Baieta means “little kiss” in the local dialect of Nice, a wink at Ms. Sedefdjian’s hometown and her culinary influences. A traditional Niçois dish, the pissaladière, is served as an amuse bouche: a warm slice of Mediterranean sun on a typically gray Parisian day. The homemade short, fluffy bread is baked with its toppings: onion confit, black olives and anchovies. The fish come from a Basque fishmonger who prepares the anchovies on the boat as soon as they’re caught, painstakingly removing the bones with tweezers.

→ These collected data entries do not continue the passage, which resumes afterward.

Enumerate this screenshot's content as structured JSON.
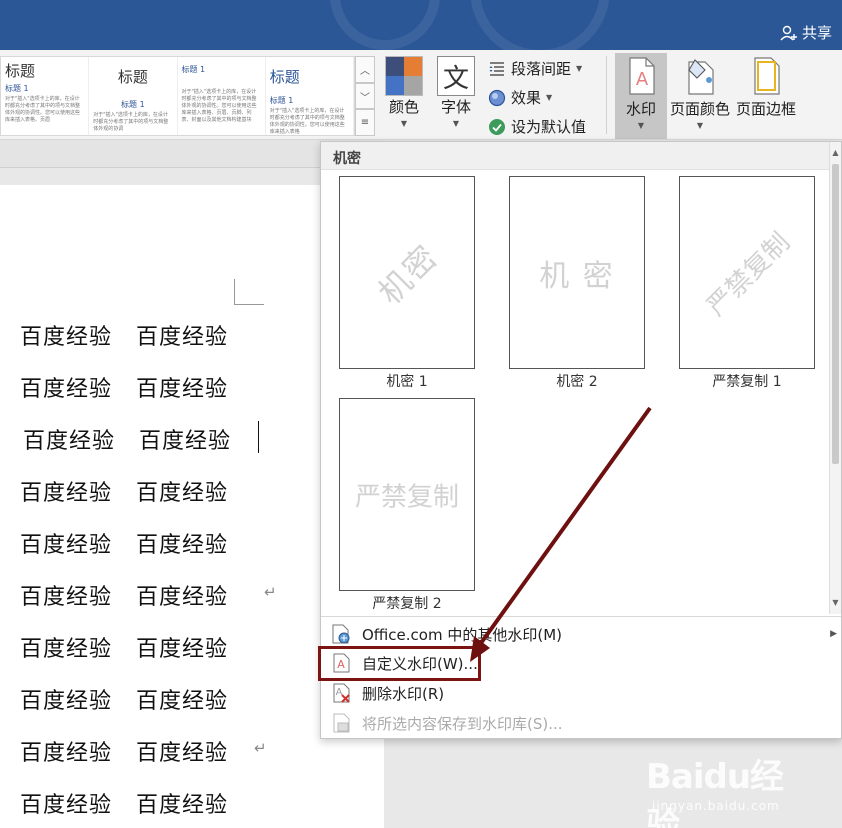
{
  "titlebar": {
    "share_label": "共享"
  },
  "ribbon": {
    "styles_gallery": [
      {
        "title": "标题",
        "subtitle": "标题 1",
        "body": "对于\"插入\"选项卡上的库，在设计时都充分考虑了其中的项与文档整体外观的协调性。您可以使用这些库来插入表格、页眉"
      },
      {
        "title": "标题",
        "subtitle": "标题 1",
        "body": "对于\"插入\"选项卡上的库，在设计时都充分考虑了其中的项与文档整体外观的协调"
      },
      {
        "title": "标题 1",
        "subtitle": "",
        "body": "对于\"插入\"选项卡上的库，在设计时都充分考虑了其中的项与文档整体外观的协调性。您可以使用这些库来插入表格、页眉、页脚、列表、封面以及其他文档构建基块"
      },
      {
        "title": "标题",
        "subtitle": "标题 1",
        "body": "对于\"插入\"选项卡上的库，在设计时都充分考虑了其中的项与文档整体外观的协调性。您可以使用这些库来插入表格"
      }
    ],
    "colors_label": "颜色",
    "fonts_label": "字体",
    "paragraph_spacing_label": "段落间距",
    "effects_label": "效果",
    "set_default_label": "设为默认值",
    "watermark_label": "水印",
    "page_color_label": "页面颜色",
    "page_border_label": "页面边框",
    "theme_colors": [
      "#3e4e7a",
      "#e57d34",
      "#4472c4",
      "#a5a5a5"
    ]
  },
  "document": {
    "lines": [
      [
        "百度经验",
        "百度经验"
      ],
      [
        "百度经验",
        "百度经验"
      ],
      [
        "百度经验",
        "百度经验"
      ],
      [
        "百度经验",
        "百度经验"
      ],
      [
        "百度经验",
        "百度经验"
      ],
      [
        "百度经验",
        "百度经验"
      ],
      [
        "百度经验",
        "百度经验"
      ],
      [
        "百度经验",
        "百度经验"
      ],
      [
        "百度经验",
        "百度经验"
      ],
      [
        "百度经验",
        "百度经验"
      ]
    ],
    "paragraph_mark": "↵"
  },
  "watermark_menu": {
    "section_title": "机密",
    "thumbnails": [
      {
        "text": "机密",
        "label": "机密 1"
      },
      {
        "text": "机 密",
        "label": "机密 2"
      },
      {
        "text": "严禁复制",
        "label": "严禁复制 1"
      },
      {
        "text": "严禁复制",
        "label": "严禁复制 2"
      }
    ],
    "more_watermarks": "Office.com 中的其他水印(M)",
    "custom_watermark": "自定义水印(W)...",
    "remove_watermark": "删除水印(R)",
    "save_selection": "将所选内容保存到水印库(S)..."
  },
  "overlay": {
    "baidu_logo": "Baidu经验",
    "baidu_url": "jingyan.baidu.com",
    "highlight_color": "#7c1414"
  }
}
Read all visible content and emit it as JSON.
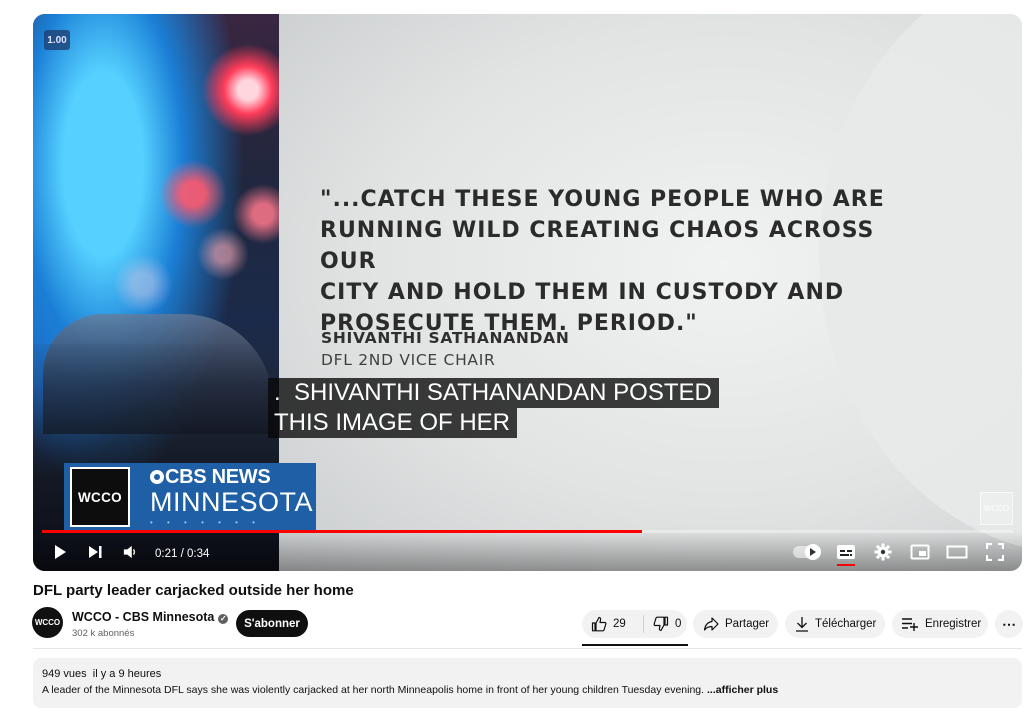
{
  "player": {
    "speed_badge": "1.00",
    "quote": "\"...CATCH THESE YOUNG PEOPLE WHO ARE\nRUNNING WILD CREATING CHAOS ACROSS OUR\nCITY AND HOLD THEM IN CUSTODY AND\nPROSECUTE THEM. PERIOD.\"",
    "speaker_name": "SHIVANTHI SATHANANDAN",
    "speaker_title": "DFL 2ND VICE CHAIR",
    "captions": [
      ".  SHIVANTHI SATHANANDAN POSTED",
      "THIS IMAGE OF HER"
    ],
    "logo": {
      "wcco": "WCCO",
      "cbs_news": "CBS NEWS",
      "minnesota": "MINNESOTA"
    },
    "watermark": "WCCO",
    "time_current": "0:21",
    "time_total": "0:34",
    "progress_fraction": 0.6176,
    "icons": [
      "play-icon",
      "next-icon",
      "volume-icon",
      "autoplay-toggle",
      "subtitles-icon",
      "settings-icon",
      "miniplayer-icon",
      "theater-icon",
      "fullscreen-icon"
    ]
  },
  "video": {
    "title": "DFL party leader carjacked outside her home"
  },
  "channel": {
    "avatar_text": "WCCO",
    "name": "WCCO - CBS Minnesota",
    "subscribers": "302 k abonnés",
    "subscribe_label": "S'abonner"
  },
  "actions": {
    "likes": "29",
    "dislikes": "0",
    "share": "Partager",
    "download": "Télécharger",
    "save": "Enregistrer",
    "more": "⋯"
  },
  "description": {
    "views": "949 vues",
    "date": "il y a 9 heures",
    "text": "A leader of the Minnesota DFL says she was violently carjacked at her north Minneapolis home in front of her young children Tuesday evening. ",
    "show_more": "...afficher plus"
  },
  "colors": {
    "accent_red": "#ff0000",
    "cbs_blue": "#1f5fa6",
    "pill_bg": "#f2f2f2"
  }
}
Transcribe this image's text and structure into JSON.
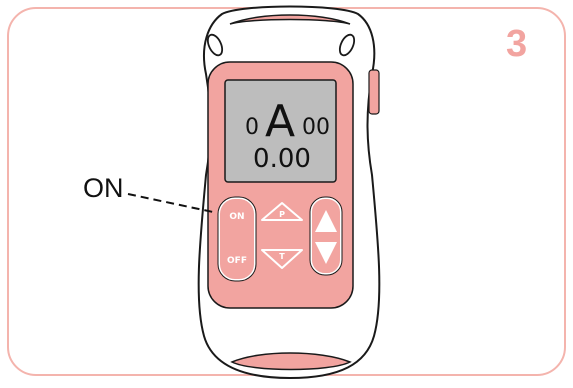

The dining room at Baieta.CreditPierre Lucet Penato

The courses soon got heartier and I was hooked. A starter of succulent, caramelized pork breast glazed in ginger, herbs and its own juice, garnished with cubes of mashed celeriac and celeriac chips, was a playground of texture and flavor; an herb sauce added the exact freshness required to lift up the meat. When the mains arrived my partner gleefully tucked into a cod roasted in butter fraternizing with a variety of clams; it was accompanied by a foamy garlic emulsion and laid atop a bed of fregola sarda, a small, round Italian pasta.

Ms. Sedefdjian’s impressive resume includes a degree in pastry arts, so it was no surprise that desserts were equally exciting. Dollops of lemon cream on a fennel shortbread tasted light and rich until I incorporated the pastis and lemon sorbet into my spoonful — the result was a punch of sweet and sour zing. For our post-meal digestif, we opted for the Clément rum, aged in the restaurant’s own oak barrels — a delicious byproduct of Mr. Anelka’s Martinique origins and love of rum.

“I feel free. I’m finally in my own home,” mused Ms. Sedefdjian, now her own boss at 23. “If I want to do something, I have no barriers. If I want to serve a pissaladière as an amuse bouche, I’ll do a pissaladière as an amuse bouche. Because that’s what I want to show my customers as soon as they arrive: bienvenue chez moi.”

Baieta, 5 rue de Pontoise; restaurant-baieta-paris.fr. An average meal for two, without drinks or tip, is €120, about $150.